= Kinver Forest =

Royal Forest in Staffordshire, England

Kinver Forest was a Royal Forest, mainly in Staffordshire.

==Extent==
References to "forest" in Domesday Book suggest that the forest was of similar extent in 1086 and in the 14th century. Its precise extent in the intervening period can only be deduced from the places summoned to attend forest courts in the 13th century or which were declared disforested in whole or part in the Great Perambulation of 1300.

At its greatest extent its boundaries met those of Feckenham Forest on the southeast and Morfe Forest on the northwest. However, it probably included Wolverley and Kidderminster, which were not in the post-1300 forest. It stretched north to Lower Penn and Seisdon and thus occupied much of the lower stour and Smestow valleys, stretching west to the Shropshire boundary and east approximately to the road from Worcester to Stafford, through Stourbridge and Wolverhampton. To its east was Pensnett Chase of the lords of Dudley.

In the 13th century, Worcester Cathedral Priory was authorised to appoint its own officers to keep the woods in Wolverley, which weakened the impact of the forest law on that manor.

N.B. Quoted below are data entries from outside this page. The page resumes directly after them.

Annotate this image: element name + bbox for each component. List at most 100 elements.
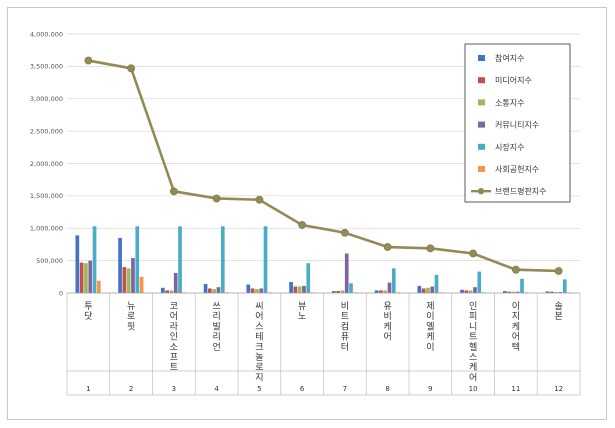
bar (515, 291, 520, 293)
bar (79, 262, 84, 293)
bar (387, 282, 392, 293)
axis-layer: 0 500,000 1,000,000 1,500,000 2,000,000 2,500… (30, 30, 581, 396)
bar (434, 274, 439, 293)
bar (289, 281, 293, 293)
bar (250, 288, 255, 293)
bar (297, 286, 302, 293)
x-index-label: 12 (554, 385, 563, 393)
line-point (469, 249, 478, 258)
bar (349, 283, 353, 293)
bar (554, 292, 559, 293)
bar (460, 289, 464, 293)
bar (511, 291, 516, 293)
series-line (88, 59, 559, 273)
bar-layer (75, 226, 571, 293)
y-tick-label: 500,000 (36, 257, 63, 265)
bar (169, 290, 174, 293)
bar (545, 291, 550, 293)
bar (165, 290, 169, 293)
bar (520, 278, 524, 293)
bar (118, 237, 122, 293)
bar (502, 291, 507, 293)
legend-swatch (478, 99, 485, 106)
bar (417, 285, 422, 293)
line-point (212, 194, 221, 203)
bar (92, 226, 97, 293)
bar (344, 253, 349, 293)
bar (208, 288, 212, 293)
bar (293, 286, 298, 293)
line-point (169, 187, 178, 196)
bar (122, 267, 127, 293)
x-index-label: 2 (129, 385, 133, 393)
line-point (554, 267, 563, 275)
bar (306, 263, 311, 293)
bar (263, 226, 268, 293)
bar (259, 288, 264, 293)
y-tick-label: 3,000,000 (30, 95, 63, 103)
x-index-label: 1 (86, 385, 90, 393)
y-tick-label: 0 (59, 289, 63, 297)
line-point (127, 64, 136, 73)
bar (558, 292, 563, 293)
line-point (511, 265, 520, 274)
legend-label: 사회공헌지수 (495, 165, 539, 174)
x-index-label: 11 (511, 385, 520, 393)
legend-label: 소통지수 (495, 98, 524, 107)
line-point (298, 221, 307, 229)
y-tick-label: 1,500,000 (30, 192, 63, 200)
bar (550, 291, 554, 293)
line-layer (84, 56, 563, 275)
bar (468, 290, 473, 293)
bar (464, 290, 469, 293)
bar (336, 291, 340, 293)
line-point (383, 243, 392, 251)
line-point (255, 195, 264, 204)
legend-swatch (478, 121, 485, 128)
bar (426, 287, 430, 293)
legend-swatch (478, 55, 485, 61)
bar (84, 263, 88, 293)
x-index-label: 6 (300, 385, 305, 393)
x-index-label: 5 (257, 385, 261, 393)
legend-label: 미디어지수 (495, 75, 532, 85)
bar (383, 290, 388, 293)
bar (131, 258, 135, 293)
bar (421, 288, 426, 293)
legend-label: 시장지수 (495, 142, 524, 152)
bar (430, 286, 435, 293)
legend-label: 참여지수 (495, 53, 524, 63)
x-index-label: 3 (172, 385, 176, 393)
x-index-label: 8 (385, 385, 389, 393)
line-point (340, 228, 349, 237)
bar (473, 287, 477, 293)
bar (135, 226, 140, 293)
bar (75, 235, 80, 293)
bar (178, 226, 182, 293)
legend-swatch (478, 166, 485, 172)
bar (246, 284, 251, 293)
x-index-label: 4 (214, 385, 219, 393)
bar (379, 290, 383, 293)
legend-label: 커뮤니티지수 (495, 120, 539, 130)
line-point (84, 56, 93, 65)
bar (374, 290, 379, 293)
y-tick-label: 3,500,000 (30, 63, 63, 71)
bar (477, 271, 482, 293)
bar (331, 291, 336, 293)
bar (173, 272, 178, 293)
y-tick-label: 1,000,000 (30, 225, 63, 233)
bar (507, 291, 511, 293)
bar (255, 289, 259, 293)
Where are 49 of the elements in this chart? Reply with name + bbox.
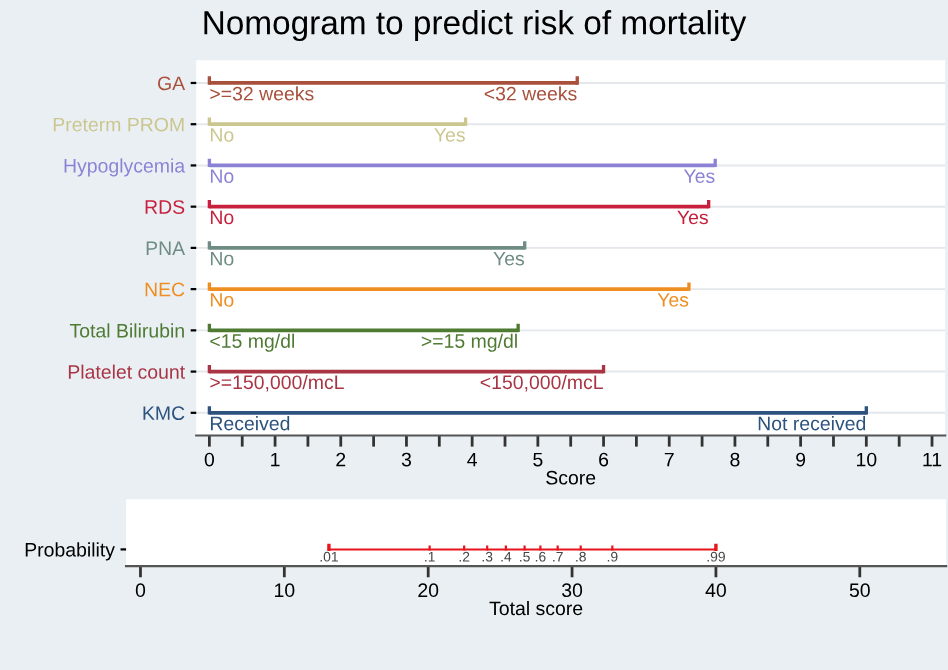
- chart-title: Nomogram to predict risk of mortality: [204, 10, 747, 42]
- x-tick-label: 10: [275, 583, 295, 598]
- x-tick-label: 40: [705, 583, 726, 598]
- annotation: Received: [210, 416, 290, 431]
- x-tick-label: 6: [599, 452, 609, 467]
- x-tick-label: 30: [561, 583, 583, 598]
- x-tick-label: 5: [533, 452, 543, 467]
- annotation: <150,000/mcL: [480, 374, 603, 392]
- x-axis-title: Score: [546, 470, 596, 485]
- y-tick-label: RDS: [145, 200, 185, 214]
- x-axis-title: Total score: [489, 600, 583, 616]
- x-tick-label: 11: [923, 452, 942, 467]
- x-tick-label: 10: [856, 452, 877, 467]
- y-tick-label: Preterm PROM: [53, 117, 184, 132]
- x-tick-label: 20: [418, 583, 439, 598]
- annotation: No: [210, 293, 234, 307]
- annotation: No: [210, 251, 234, 266]
- y-tick-label: NEC: [145, 282, 185, 297]
- annotation: Yes: [657, 293, 689, 307]
- x-tick-label: 3: [401, 452, 412, 467]
- x-tick-label: 0: [204, 452, 215, 467]
- annotation: Yes: [683, 169, 715, 184]
- x-tick-label: 4: [467, 452, 477, 467]
- x-tick-label: 9: [796, 452, 806, 467]
- annotation: <32 weeks: [484, 86, 577, 101]
- y-tick-label: KMC: [143, 406, 185, 421]
- annotation: Not received: [758, 416, 866, 431]
- y-tick-label: PNA: [146, 241, 186, 255]
- x-tick-label: 2: [336, 452, 346, 467]
- y-tick-label: Total Bilirubin: [69, 323, 184, 338]
- annotation: No: [210, 169, 234, 184]
- x-tick-label: 7: [664, 452, 674, 467]
- y-tick-label: Hypoglycemia: [64, 158, 186, 177]
- y-tick-label: GA: [158, 76, 186, 91]
- annotation: <15 mg/dl: [210, 333, 295, 352]
- x-tick-label: 8: [730, 452, 740, 467]
- annotation: No: [210, 128, 234, 142]
- x-tick-label: 50: [849, 583, 870, 598]
- annotation: Yes: [677, 210, 708, 225]
- annotation: >=150,000/mcL: [210, 374, 344, 392]
- annotation: >=32 weeks: [210, 86, 314, 101]
- y-tick-label: Probability: [25, 542, 115, 561]
- annotation: Yes: [434, 128, 465, 142]
- annotation: No: [210, 210, 234, 225]
- x-tick-label: 1: [271, 452, 280, 467]
- y-tick-label: Platelet count: [68, 364, 185, 379]
- annotation: >=15 mg/dl: [421, 333, 517, 352]
- annotation: Yes: [493, 251, 525, 266]
- x-tick-label: 0: [135, 583, 146, 598]
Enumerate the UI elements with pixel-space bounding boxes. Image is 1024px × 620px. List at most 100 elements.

Under the Great Perambulation of 1300, the bounds were greatly reduced. The new area seems to have consisted just of the parish of Kinver with Ashwood Hay in Kingswinford parish and Chasepool Hay. These hays (together with Iverley Hay (in Kinver) were hedged hunting areas.

The manor of Kingsley, near Tettenhall remained a detached part of the forest and of the manor of Kinver. It is called the Hay of Kingesley in 1358.

==Officers==
The wardenship of the forest was an office annexed to the manor of Kinver and Stourton, which was held from the king by a rent of £9 per year and the serjeanty keeping the forest. A separate office of Riden of the forest occurs from 1388.

The office of bailiff of Ashwood Hay was also hereditary, the farm of Prestwood being held by the performance of this office.

The herbage, pannage and other perquisites of Chasepool Hay was granted to John Sutton, 1st Baron Dudley in 1454. His grandson Edward Sutton, 2nd Baron Dudley was made Lieutenant of the Forest on his death in 1487. He was succeeded both in the Lieutenancy and in custody of Chasepool Hay by the Duke of Norfolk, who was in turn succeeded by John Dudley, Duke of Northumberland. This reverted to the crown on his attainder in 1553. When his ancestral estates were restored to Edward Sutton, 4th Baron Dudley, he was granted Chasepool and Ashwood Hays, though not Prestwood. This led to a dispute between his son and Gilbert Lyttelton as owner of Prestwood, over the boundary between Ashwood Hay and Prestwood Hill at the end of the century.

Iverley Hay had a keeper in the 16th century.

In addition, the forest had the usual verderers and regarders.